Spontaniteit in het leven. Ik hou ervan. Het maakt het leven verrassend. Iets wat je niet verwacht, overrompelt je. Je wordt besprenkeld met een niet alledaags sausje. Het levert vaak mooie verhalen op. Maar daarna maak je nog wel eens de fout om het nog eens te willen beleven. Geforceerd. Dat werkt niet. Spontaniteit laat zich niet regeren.
Je kent het wel. Tijdens een uitje in een wildvreemde stad beleef je in een bepaalde kroeg een topavond, waar je enkele gezellige gasten ontmoet. Henk heeft verhalen, Dirk gooit vele slagen bier erin en Bram komt met grappen. Een jaar later ben je er weer en is alles anders. Henk, Dirk en Bram zijn niet aanwezig en niemand die hun rol overneemt. Eigenlijk is er geen zak aan. De spontane gezelligheid van een jaar eerder ontbreekt.
Het lijkt wel op het leven in coronatijd. De maatregelen zijn versoepeld, maar nu moet ik zelfs een plekje reserveren voor een cafébezoek. In de goede oude tijd kregen ze me de kroeg bij wijze van spreken niet uit. Nu moet ik ineens een plek voor mezelf opeisen.

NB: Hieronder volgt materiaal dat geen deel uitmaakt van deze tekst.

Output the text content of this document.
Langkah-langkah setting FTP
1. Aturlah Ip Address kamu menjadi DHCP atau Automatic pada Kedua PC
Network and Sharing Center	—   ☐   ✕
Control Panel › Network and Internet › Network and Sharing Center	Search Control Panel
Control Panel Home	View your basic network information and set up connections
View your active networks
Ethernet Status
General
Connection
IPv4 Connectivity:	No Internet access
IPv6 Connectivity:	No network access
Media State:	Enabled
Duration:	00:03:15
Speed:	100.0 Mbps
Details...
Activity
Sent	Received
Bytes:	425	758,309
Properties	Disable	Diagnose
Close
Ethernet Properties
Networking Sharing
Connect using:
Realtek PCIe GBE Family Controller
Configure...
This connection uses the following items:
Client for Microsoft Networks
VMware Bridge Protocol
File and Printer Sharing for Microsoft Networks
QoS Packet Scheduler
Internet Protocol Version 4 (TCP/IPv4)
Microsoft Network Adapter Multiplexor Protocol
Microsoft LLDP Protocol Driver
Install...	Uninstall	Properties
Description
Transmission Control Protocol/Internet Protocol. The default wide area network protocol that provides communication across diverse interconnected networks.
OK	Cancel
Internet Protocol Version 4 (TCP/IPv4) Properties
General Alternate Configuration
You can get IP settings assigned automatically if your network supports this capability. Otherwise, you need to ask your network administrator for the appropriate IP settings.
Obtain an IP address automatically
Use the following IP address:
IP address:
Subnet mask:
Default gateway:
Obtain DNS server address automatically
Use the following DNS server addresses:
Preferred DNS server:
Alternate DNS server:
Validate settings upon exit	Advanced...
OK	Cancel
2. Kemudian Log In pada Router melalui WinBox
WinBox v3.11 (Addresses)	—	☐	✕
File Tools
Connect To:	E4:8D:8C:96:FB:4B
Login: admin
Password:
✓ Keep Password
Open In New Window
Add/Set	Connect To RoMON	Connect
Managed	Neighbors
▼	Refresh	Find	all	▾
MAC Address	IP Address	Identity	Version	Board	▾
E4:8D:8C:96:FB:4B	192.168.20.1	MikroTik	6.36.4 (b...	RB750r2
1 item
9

In mijn jongere jaren sleet ik vele uren in de kroeg. ‘Da’s in mien stamcafé, mien stamcafé, is as mien tweede huus, zong Wimken van Diene van Normaal in het nummer ‘Stamcafé’ op de sterke plaat ‘Krachttoer’. ‘Thuus kwam ik alleen nog veur’t warme bed, ik hiel in mien stamcafé altied ‘n kruk bezet’, zijn ook herkenbare regels in het lied. Zo was het precies. Ik zat vele dagen per week in de plaatselijke Ponybar. Vervolgens kwam ik via mijn studie in Zwolle terecht en leerde ik Café Stroomberg kennen. Deze kroeg groeide voor mij en m’n vrienden uit tot een soort van thuis. Reserveren was niet nodig, er werd op je gerekend.
In de loop der jaren is mijn cafébezoek minder geworden. Nu is mijn streven om minimaal één keer per week Café Stroomberg te bezoeken. Door de coronacrisis kwam daar echter de klad in. Het mocht niet meer. Tot woensdag 3 juni. Toen zat ik voor het eerst werd op het terras bezocht bij het altijd gezellige stadscafé. Ik werd door geluk overspoeld. Totdat ik naar binnen ging. Stoelen en tafels waren gestructureerd neergezet om te voldoen aan de coronaregelgeving. Niks geen spontaniteit. Overal pijlen op de grond voor de juiste looprichting en plakband op stoelen waar je niet mocht plaatsnemen. Weg was de sfeer. De gezelligheid door tape weg geplakt en via de pijlen naar buiten gebonjourd.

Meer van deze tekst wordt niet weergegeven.